RIYADH: Germany, Japan and Austria will release part of their oil reserves after the International Energy Agency recommended the release of 400 million barrels of oil ‌from stockpiles, the largest ‌such move in IEA ​history.

In a statement, IEA Executive Director Fatih Birol said the flow of oil, gas and other commodities through the Strait of Hormuz have all but stopped, leading global energy supply to fall by around 20 percent.

Ahead of the confirmation of the move — a larger intervention than the 182.7 million barrels that were released in 2022 by in response to Russia’s invasion of Ukraine — several countries began setting out plans to bring their reserves into play as countries grapple with ​soaring crude prices amid ​the US-Israeli war with Iran. 

Birol said: “I can now announce that IEA countries have decided to launch the largest ever release of emergency oil stocks in our agency's history. 

“IEA countries will be making 400 million barrels of oil available to the market to offset the supply lost through the effective closure of the strait.

“This is a major action aiming to alleviate the immediate impacts of the disruption in markets.”

Germany’s Economy ⁠Minister ​Katherina Reiche ⁠confirmed on Wednesday her government plans to limit petrol price increases at filling stations to once a day and to introduce more stringent antitrust regulation of the sector.

She did not ⁠give an exact timing for ‌those measures, but added that ‌the US and ​Japan would be the ‌largest contributors to the release of the ‌oil reserves.

The US has not confirmed it would do so, but its Interior Secretary Doug Burgum told Fox News on Wednesday that “these are the kinds of moments that these reserves are used for.”

The announcements did not stop oil prices rising, with Brent crude up 3.26 percent to $90.66 a barrel at 4:29 p.m Saudi time, and West Texas Intermediate up 3.12 percent to $86.05. Both were some way below the $119 a barrel seen earlier in the week.

“The situation regarding oil supplies is tense, as the Strait of Hormuz is currently virtually impassable,” Germany’s Reiche said.

“We will comply with this request and ‌contribute our share, because Germany stands behind the IEA’s most important principle: mutual ⁠solidarity,” Reiche ⁠said about the IEA’s request.

According to a statement by Reiche’s ministry, Germany will contribute 2.64 million tonnes of oil.

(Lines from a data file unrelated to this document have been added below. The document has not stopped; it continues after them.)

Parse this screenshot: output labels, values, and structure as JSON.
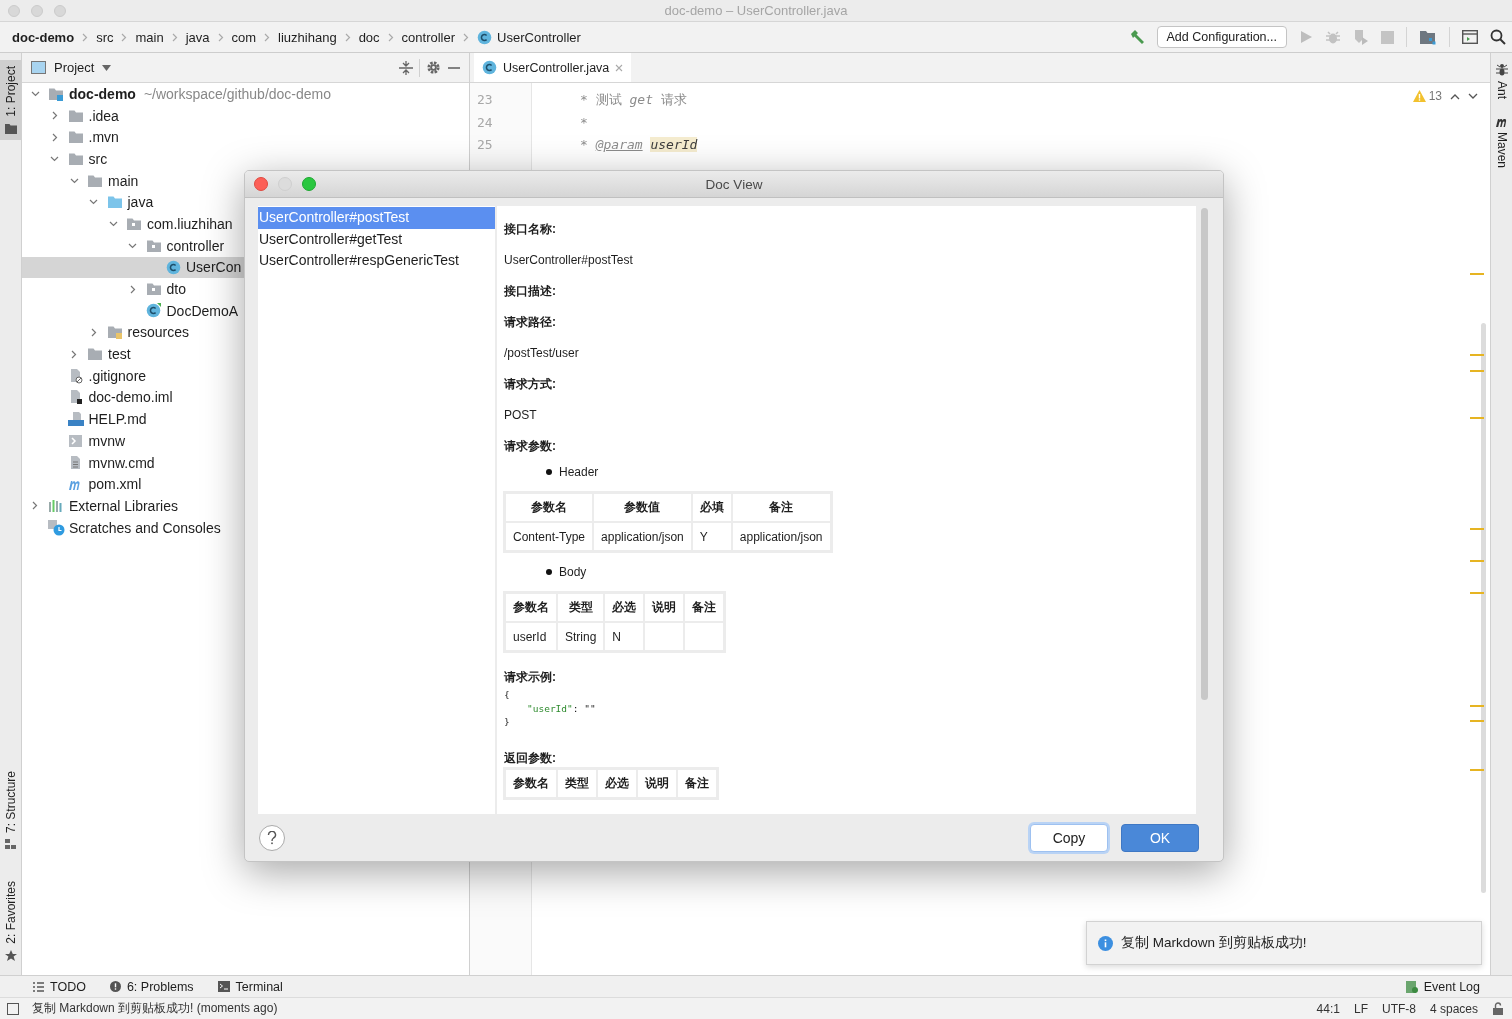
{
  "window": {
    "title": "doc-demo – UserController.java"
  },
  "breadcrumbs": [
    {
      "label": "doc-demo",
      "kind": "project"
    },
    {
      "label": "src",
      "kind": "folder"
    },
    {
      "label": "main",
      "kind": "folder"
    },
    {
      "label": "java",
      "kind": "folder"
    },
    {
      "label": "com",
      "kind": "folder"
    },
    {
      "label": "liuzhihang",
      "kind": "folder"
    },
    {
      "label": "doc",
      "kind": "folder"
    },
    {
      "label": "controller",
      "kind": "folder"
    },
    {
      "label": "UserController",
      "kind": "class"
    }
  ],
  "toolbar": {
    "configuration": "Add Configuration..."
  },
  "left_stripe": [
    {
      "label": "1: Project",
      "kind": "project",
      "selected": true
    },
    {
      "label": "7: Structure",
      "kind": "structure",
      "selected": false
    },
    {
      "label": "2: Favorites",
      "kind": "favorites",
      "selected": false
    }
  ],
  "right_stripe": [
    {
      "label": "Ant",
      "kind": "ant"
    },
    {
      "label": "Maven",
      "kind": "maven"
    }
  ],
  "project": {
    "title": "Project",
    "tree": [
      {
        "label": "doc-demo",
        "path": "~/workspace/github/doc-demo",
        "kind": "module",
        "expanded": true,
        "selected": false,
        "children": [
          {
            "label": ".idea",
            "kind": "folder",
            "expanded": false,
            "selected": false
          },
          {
            "label": ".mvn",
            "kind": "folder",
            "expanded": false,
            "selected": false
          },
          {
            "label": "src",
            "kind": "folder",
            "expanded": true,
            "selected": false,
            "children": [
              {
                "label": "main",
                "kind": "folder",
                "expanded": true,
                "selected": false,
                "children": [
                  {
                    "label": "java",
                    "kind": "source",
                    "expanded": true,
                    "selected": false,
                    "children": [
                      {
                        "label": "com.liuzhihan",
                        "kind": "package",
                        "expanded": true,
                        "selected": false,
                        "children": [
                          {
                            "label": "controller",
                            "kind": "package",
                            "expanded": true,
                            "selected": false,
                            "children": [
                              {
                                "label": "UserCon",
                                "kind": "class",
                                "selected": true
                              }
                            ]
                          },
                          {
                            "label": "dto",
                            "kind": "package",
                            "expanded": false,
                            "selected": false
                          },
                          {
                            "label": "DocDemoA",
                            "kind": "app",
                            "selected": false
                          }
                        ]
                      }
                    ]
                  },
                  {
                    "label": "resources",
                    "kind": "resources",
                    "expanded": false,
                    "selected": false
                  }
                ]
              },
              {
                "label": "test",
                "kind": "folder",
                "expanded": false,
                "selected": false
              }
            ]
          },
          {
            "label": ".gitignore",
            "kind": "ignore",
            "selected": false
          },
          {
            "label": "doc-demo.iml",
            "kind": "iml",
            "selected": false
          },
          {
            "label": "HELP.md",
            "kind": "md",
            "selected": false
          },
          {
            "label": "mvnw",
            "kind": "script",
            "selected": false
          },
          {
            "label": "mvnw.cmd",
            "kind": "text",
            "selected": false
          },
          {
            "label": "pom.xml",
            "kind": "maven",
            "selected": false
          }
        ]
      },
      {
        "label": "External Libraries",
        "kind": "libraries",
        "expanded": false,
        "selected": false
      },
      {
        "label": "Scratches and Consoles",
        "kind": "scratches",
        "selected": false
      }
    ]
  },
  "editor": {
    "tabs": [
      {
        "label": "UserController.java",
        "selected": true
      }
    ],
    "warnings": "13",
    "lines": [
      {
        "number": "23",
        "parts": [
          {
            "kind": "comment",
            "text": "* 测试 "
          },
          {
            "kind": "comment-italic",
            "text": "get"
          },
          {
            "kind": "comment",
            "text": " 请求"
          }
        ]
      },
      {
        "number": "24",
        "parts": [
          {
            "kind": "comment",
            "text": "*"
          }
        ]
      },
      {
        "number": "25",
        "parts": [
          {
            "kind": "comment",
            "text": "* "
          },
          {
            "kind": "doc-tag",
            "text": "@param"
          },
          {
            "kind": "doc-param",
            "text": "userId"
          }
        ]
      }
    ]
  },
  "dialog": {
    "title": "Doc View",
    "methods": [
      {
        "label": "UserController#postTest",
        "selected": true
      },
      {
        "label": "UserController#getTest",
        "selected": false
      },
      {
        "label": "UserController#respGenericTest",
        "selected": false
      }
    ],
    "doc": [
      {
        "kind": "heading",
        "text": "接口名称:"
      },
      {
        "kind": "text",
        "text": "UserController#postTest"
      },
      {
        "kind": "heading",
        "text": "接口描述:"
      },
      {
        "kind": "heading",
        "text": "请求路径:"
      },
      {
        "kind": "text",
        "text": "/postTest/user"
      },
      {
        "kind": "heading",
        "text": "请求方式:"
      },
      {
        "kind": "text",
        "text": "POST"
      },
      {
        "kind": "heading",
        "text": "请求参数:"
      },
      {
        "kind": "bullet",
        "text": "Header"
      },
      {
        "kind": "table",
        "columns": [
          "参数名",
          "参数值",
          "必填",
          "备注"
        ],
        "rows": [
          [
            "Content-Type",
            "application/json",
            "Y",
            "application/json"
          ]
        ]
      },
      {
        "kind": "bullet",
        "text": "Body"
      },
      {
        "kind": "table",
        "columns": [
          "参数名",
          "类型",
          "必选",
          "说明",
          "备注"
        ],
        "rows": [
          [
            "userId",
            "String",
            "N"
          ]
        ]
      },
      {
        "kind": "heading",
        "text": "请求示例:"
      },
      {
        "kind": "code",
        "open": "{",
        "entries": [
          {
            "key": "\"userId\"",
            "rest": ": \"\""
          }
        ],
        "close": "}"
      },
      {
        "kind": "heading",
        "text": "返回参数:"
      },
      {
        "kind": "table",
        "columns": [
          "参数名",
          "类型",
          "必选",
          "说明",
          "备注"
        ]
      }
    ],
    "buttons": [
      {
        "label": "Copy",
        "kind": "default"
      },
      {
        "label": "OK",
        "kind": "primary"
      }
    ]
  },
  "notification": {
    "text": "复制 Markdown 到剪贴板成功!",
    "kind": "info"
  },
  "tool_windows": [
    {
      "label": "TODO",
      "kind": "todo"
    },
    {
      "label": "6: Problems",
      "kind": "problems"
    },
    {
      "label": "Terminal",
      "kind": "terminal"
    }
  ],
  "event_log": {
    "label": "Event Log"
  },
  "status_bar": {
    "message": "复制 Markdown 到剪贴板成功! (moments ago)",
    "position": "44:1",
    "line_separator": "LF",
    "encoding": "UTF-8",
    "indent": "4 spaces"
  }
}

This corresponds to 19.51 million barrels.

Reiche stressed there was no supply shortage in the country, which has a legally mandated reserve of oil and oil products intended to cover 90 days’ demand.

South Korea will release 22.46 million ​barrels of oil, which represents 5.6 percent of the total IEA ask, the ⁠country's industry ministry said.

“The government will consult with the IEA ⁠secretariat on details, such ‌as ‌the ​timing ‌and amount, from ‌the perspective of national interests in accordance with domestic conditions,” ‌the ministry said in a statement.

The ⁠ministry ⁠said it would continue to coordinate closely with major countries in responding to high oil prices to minimise any domestic ​impact.

Austrian Economy Minister Wolfgang Hattmannsdorfer said his country was releasing part of the emergency oil reserve and extending the national strategic gas reserve, adding: “One thing is clear: in a crisis, there must be no crisis winners at the expense of commuters and businesses.”

Acting ahead of the IEA move, G7 ​member Japan announced plans to release 15 days' worth of ‌private-sector oil reserves and one month's worth of state oil reserves.

“Rather than wait for formal IEA approval ‌of a coordinated international reserve release, Japan will act first to ease global energy market supply and demand, releasing reserves as early as the 16th of this month,” Prime Minister Sanae Takaichi said in a broadcast statement.

Following a meeting with the IEA on Wednesday, G7 energy ministers said: “In principle, we support the implementation of proactive measures to address the situation, including the use of strategic reserves.”

All IEA member countries are required to keep 90 days’ worth of their nation’s oil use in reserve in case of global disruption.